“Her fingerstyle acoustic guitar-playing makes one of popular music’s most familiar instruments
sound new.” – Paste Magazine
A native of northern Virginia, Yasmin Williams, now 26, began playing electric guitar in 8th grade after she beat the video game Guitar Hero 2 on expert level. Initially inspired by Jimi Hendrix and other shredders she was familiar with through the game, she quickly moved on to acoustic guitar, finding that it allowed her to combine fingerstyle techniques with the lap-tapping she had developed through Guitar Hero, as well as perform as a solo artist. By 10th grade, she had released an EP of songs of her own composition, Serendipity (2012).

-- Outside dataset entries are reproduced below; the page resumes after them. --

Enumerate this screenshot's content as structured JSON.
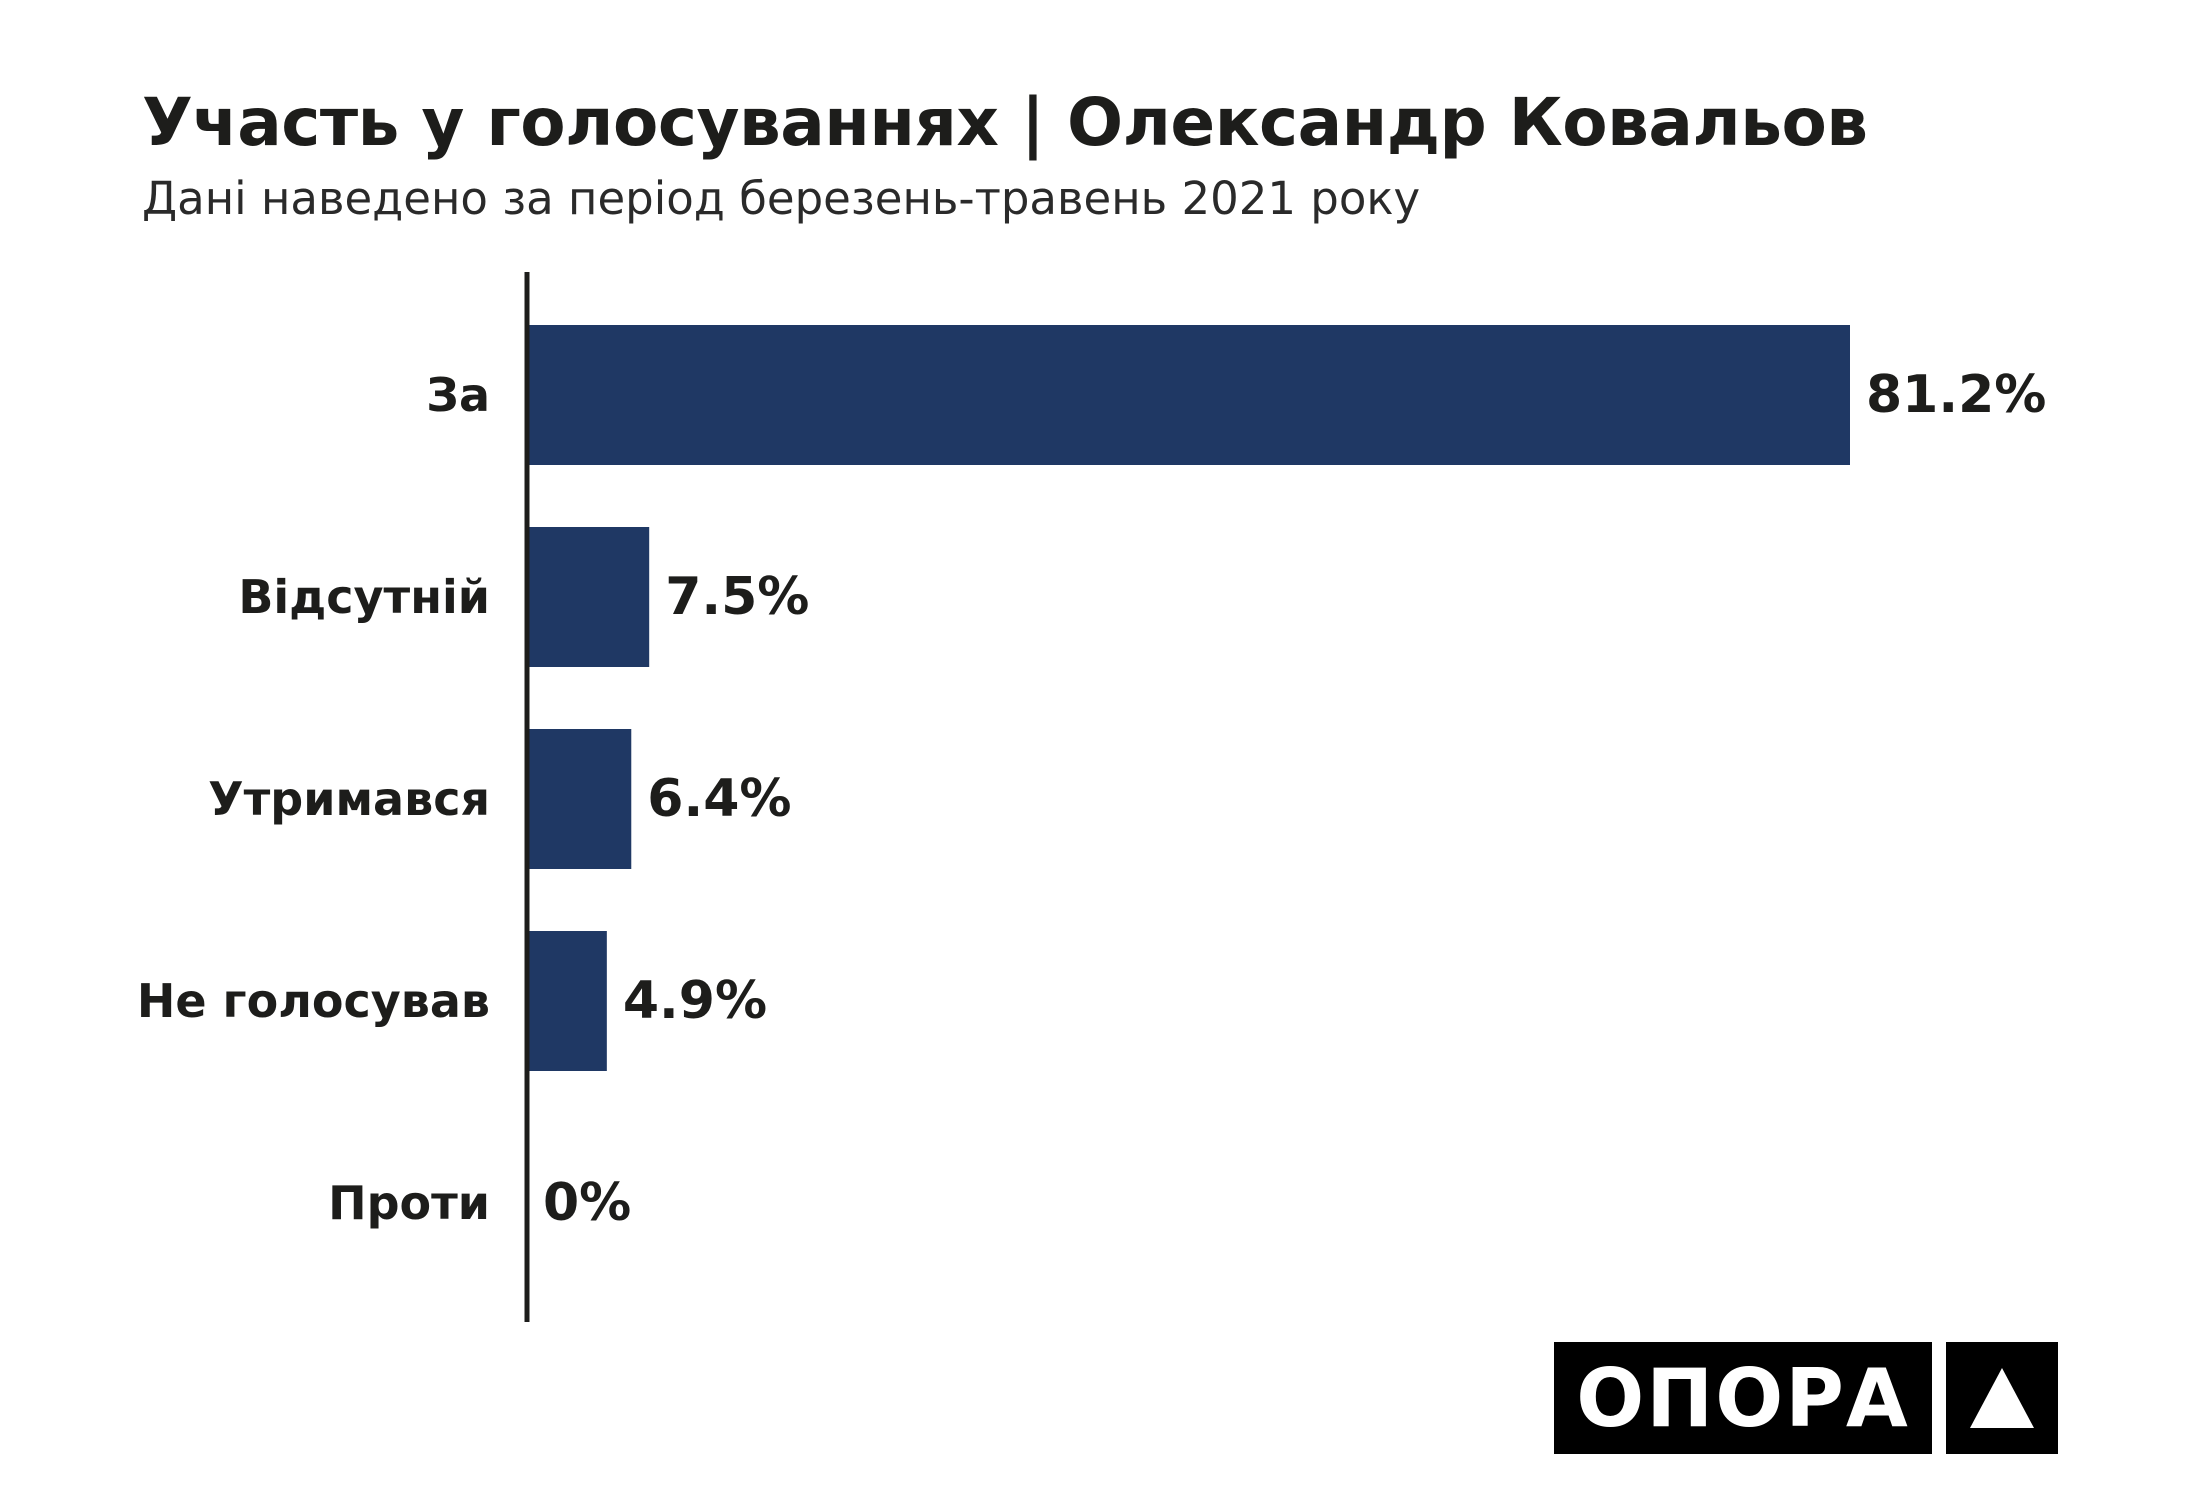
{
  "header": {
    "title": "Участь у голосуваннях | Олександр Ковальов",
    "subtitle": "Дані наведено за період березень-травень 2021 року"
  },
  "chart_data": {
    "type": "bar",
    "orientation": "horizontal",
    "title": "Участь у голосуваннях | Олександр Ковальов",
    "subtitle": "Дані наведено за період березень-травень 2021 року",
    "categories": [
      "За",
      "Відсутній",
      "Утримався",
      "Не голосував",
      "Проти"
    ],
    "values": [
      81.2,
      7.5,
      6.4,
      4.9,
      0
    ],
    "value_labels": [
      "81.2%",
      "7.5%",
      "6.4%",
      "4.9%",
      "0%"
    ],
    "unit": "%",
    "xlim": [
      0,
      100
    ],
    "grid": false,
    "legend": "none",
    "bar_color": "#1f3864",
    "axis_color": "#1d1d1b"
  },
  "logo": {
    "text": "ОПОРА",
    "mark_icon": "triangle-icon",
    "background": "#000000",
    "foreground": "#ffffff"
  }
}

Deriving no lineage from “American primitive” and rejecting the problematic connotations of the term, Williams’ influences include the smooth jazz and R&B she listened to growing up, Hendrix and Nirvana, go-go and hip hop. Her love for the band Earth, Wind and Fire prompted her to incorporate the kalimba into her songwriting, and more recently she’s drawn inspiration from other Black women guitarists like Elizabeth Cotten, Sister Rosetta Tharpe, and Algia Mae Hinton. On Urban Driftwood (2021), her stellar second album, Williams references the music of West African griots through the inclusion of kora (which she recently learned) and by featuring the hand drumming of 150th generation djeli of the Kouyate family, Amadou Kouyate, on the title. Though the record is instrumental, its songs follow a narrative arc of 2020, illustrating both a personal journey and a national reckoning, through Williams’ evocative, lyrical compositions.